Saturday

I make art for other people, not for myself. (Not a misquote.)


I grew up with so many of my art friends and educators telling me, 

“A true artist always make art for themselves."  

"Artists do NOT make art to for other people." 

"Self-expression and artistic integrity are more important than selling your work."


When confronted with these clichés I always wondered why I couldn’t have "artistic integrity" AND make a good living making art.  

I have also wondered what was so wrong with making art directed towards a particular audience or client and still be a respected or good artist.  

I think I started to sell my art when I related to or collaborated with real people whose values I respected.  In essence, when I turned the focus of my art as something I was making for other people and not solely as personal expression I became an artist who sold work consistently enough to quite my day job and become a full time artist.

As a young artist just out of graduate school I made art about my personal history and experience, often focusing on imagery that was personal and also fit the criteria that I could draw and paint it well.  I painted portraits of my classmates film noir images in black and white and figures done in the Bay Area Figurative style.  I was consistently interested in expressing personal ideals, motifs, often people didn't get what I was trying to tell them and I often thought they were idiots for not understanding my intensely personal vision of the world.

When I hit my mid 40's I started thinking about what kinds of things I thought my friends might like to have as gifts.  I have a friend, David, who liked looking at nude men and I made him a series of drawings and paintings of nude and semi nude men that I knew he was attracted to and gave them to him as gifts for holidays.  I really enjoyed making art that I thought of as a gift for someone else.

Over the next couple of months and years, David told me how his friends kept trying to swipe my art and he encouraged me to make more art about men mainly because I enjoyed drawing and painting the male figure.  I guess you could say I started making art that that I thought David would like not art that I thought of as personal expression but rather a collaboration between a real person and myself.  My sales and my reputation really took off when I started to expand the circle of people I thought about making art for.
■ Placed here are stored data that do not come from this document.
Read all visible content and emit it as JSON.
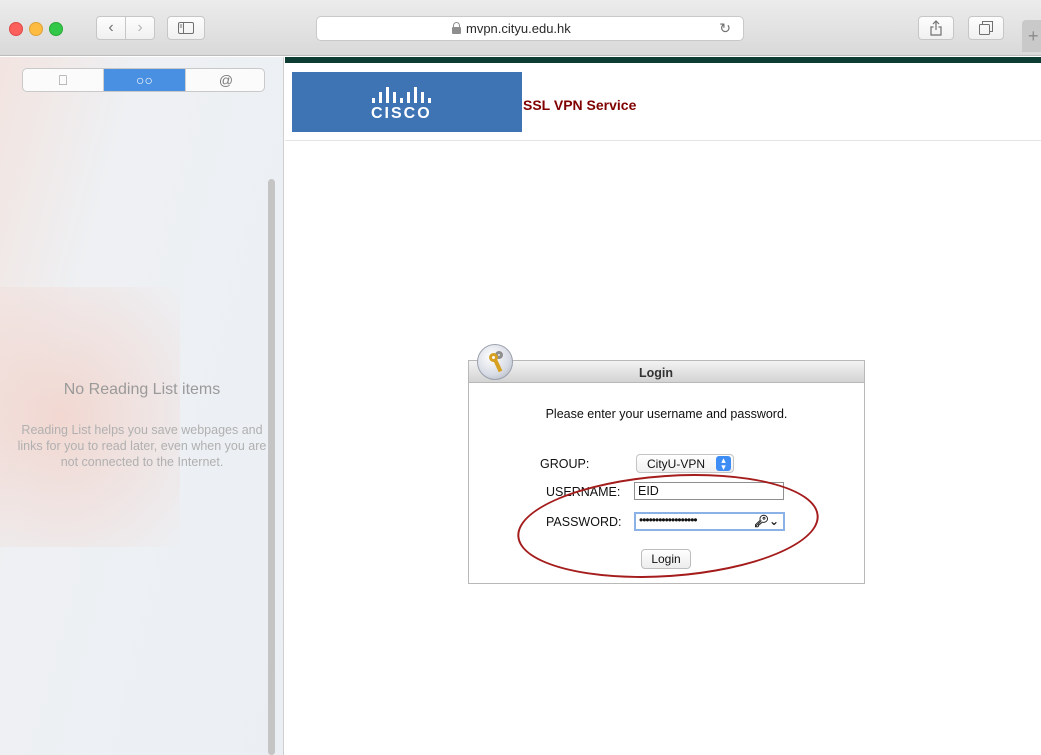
{
  "browser": {
    "url": "mvpn.cityu.edu.hk",
    "reload_icon": "↻",
    "new_tab_icon": "+"
  },
  "sidebar": {
    "tabs": [
      {
        "icon": "book-icon",
        "glyph": "⎕"
      },
      {
        "icon": "glasses-icon",
        "glyph": "○○"
      },
      {
        "icon": "at-icon",
        "glyph": "@"
      }
    ],
    "selected_tab": "glasses-icon",
    "empty_title": "No Reading List items",
    "empty_description": "Reading List helps you save webpages and links for you to read later, even when you are not connected to the Internet."
  },
  "page": {
    "logo_text": "cisco",
    "service_title": "SSL VPN Service",
    "login": {
      "title": "Login",
      "instructions": "Please enter your username and password.",
      "group_label": "GROUP:",
      "group_value": "CityU-VPN",
      "username_label": "USERNAME:",
      "username_value": "EID",
      "password_label": "PASSWORD:",
      "password_value": "••••••••••••••••••",
      "password_key_glyph": "🔑︎⌄",
      "button_label": "Login"
    }
  },
  "annotation_color": "#a41c1c",
  "accent_color": "#4a90e2"
}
My art career really took off when I started thinking about my art as gifts for people I like and care about.

Now, when I make art I have an audience of people who I imagine my art is for.  Some of the people who are looking over my shoulder are imaginary and real friends with whom I share tastes with and this ranges from movies, to books, to even what kind of people they are attracted to.  

Example, I make art about Leather Daddies because I think they look cool and I also know that other people think so too.  

I make a lot of paintings of older hairy men, “Bears,” because I know that there is a demographic of men and women who find this attractive and want to engage with the subject, I love the subject because that’s how I look and it makes me feel good to paint men who look like me, and I love painting the male figure, mainly because I’m better at painting them than almost anything else.

Recently I started painting and drawing human rights and political heroes.  I wanted to make pictures that I could share on Facebook that I thought might friends might get some inspiration from.  I was hoping that my pictures would counteract the negative stuff going on in the world and express a hopeful alternative.  I actually did not start making them to sell, they were meant as disposable art that I would put in storage.  When I put them up for sale I was surprised at the popularity.